Memory (QMD Hybrid Search)
KubeClaw ships QMD as the default memory backend. QMD is a local-first hybrid search sidecar that combines three retrieval strategies into a single ranked result set:
- BM25 full-text search for precise keyword matching
- Vector similarity search for semantic recall via embeddings
- MMR (Maximal Marginal Relevance) reranking to balance relevance with diversity
QMD is deployed automatically as an init container and two CronJobs. No external services or databases are required.
How it works
At pod startup, the qmd-init initContainer (using the oven/bun image) installs the QMD CLI into a shared emptyDir volume at /qmd-bin. The Gateway's PATH is updated to include this directory so agents can invoke QMD directly.
When an agent queries memory, QMD runs a three-stage pipeline:
- BM25 lexical pass scores documents by term frequency and inverse document frequency
- Vector pass computes cosine similarity between the query embedding and pre-built document embeddings
- MMR reranking merges both result sets, promoting documents that are both relevant and non-redundant
The default hybrid weights are 70% vector, 30% text. These weights are configured in the gateway config under the hybrid search section.
CronJobs
Two CronJobs keep the search index current. Both iterate through all agent directories, processing each agent that has an active state directory.
Update job
Re-indexes markdown content into the BM25 search index.
| Key | Default | Description |
|---|---|---|
qmd.update.enabled | true | Enable the update CronJob |
qmd.update.schedule | */5 * * * * | Cron schedule (default: every 5 minutes) |
Embed job
Generates and refreshes vector embeddings using node-llama-cpp with GGUF models (~0.6 GB).
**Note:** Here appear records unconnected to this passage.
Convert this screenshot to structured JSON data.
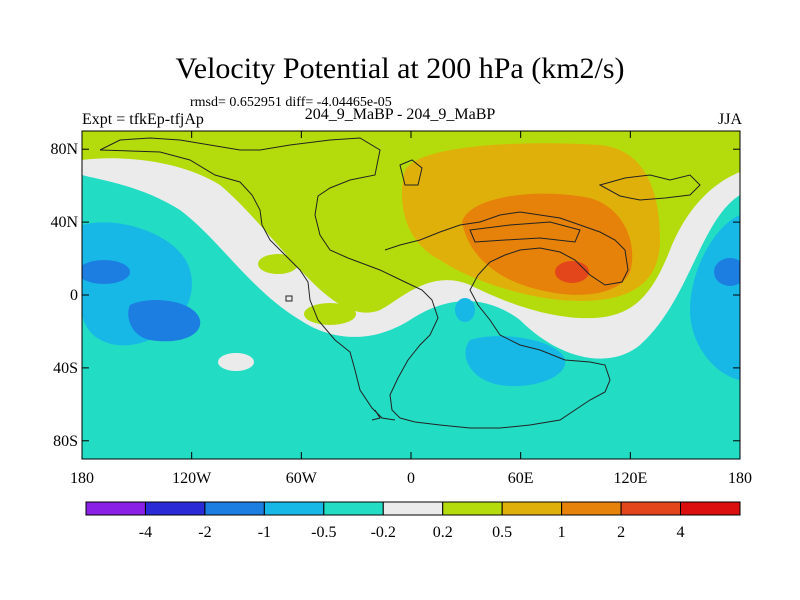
{
  "header": {
    "title": "Velocity Potential at 200 hPa (km2/s)",
    "stats": "rmsd= 0.652951 diff= -4.04465e-05",
    "left_label": "Expt = tfkEp-tfjAp",
    "center_label": "204_9_MaBP - 204_9_MaBP",
    "right_label": "JJA"
  },
  "axes": {
    "lon_ticks": [
      {
        "value": -180,
        "label": "180"
      },
      {
        "value": -120,
        "label": "120W"
      },
      {
        "value": -60,
        "label": "60W"
      },
      {
        "value": 0,
        "label": "0"
      },
      {
        "value": 60,
        "label": "60E"
      },
      {
        "value": 120,
        "label": "120E"
      },
      {
        "value": 180,
        "label": "180"
      }
    ],
    "lat_ticks": [
      {
        "value": 80,
        "label": "80N"
      },
      {
        "value": 40,
        "label": "40N"
      },
      {
        "value": 0,
        "label": "0"
      },
      {
        "value": -40,
        "label": "40S"
      },
      {
        "value": -80,
        "label": "80S"
      }
    ]
  },
  "colorbar": {
    "colors": [
      "#8a1fe6",
      "#2a2ad6",
      "#1c7ee0",
      "#17b8e6",
      "#23dcc4",
      "#ebebeb",
      "#b4dc0c",
      "#e0b00a",
      "#e6820a",
      "#e2461a",
      "#dc0f0f"
    ],
    "labels": [
      "-4",
      "-2",
      "-1",
      "-0.5",
      "-0.2",
      "0.2",
      "0.5",
      "1",
      "2",
      "4"
    ]
  }
}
| Key | Default | Description |
|---|---|---|
qmd.embed.enabled | true | Enable the embed CronJob |
qmd.embed.schedule | */15 * * * * | Cron schedule (default: every 15 minutes) |
Embed resources
The embedding job is the most resource-intensive QMD component. Default limits:
qmd:
embed:
resources:
requests:
cpu: 500m
memory: 512Mi
limits:
cpu: "2"
memory: 2Gi
If your cluster is resource-constrained, reduce the limits and extend the embed schedule. The update job is lightweight and rarely needs tuning.
Disabling QMD
To disable QMD entirely, set both CronJobs to disabled:
qmd:
update:
enabled: false
embed:
enabled: false
The init container is gated on memory being enabled in the chart. Disabling both jobs also skips the init container, so no QMD components are deployed.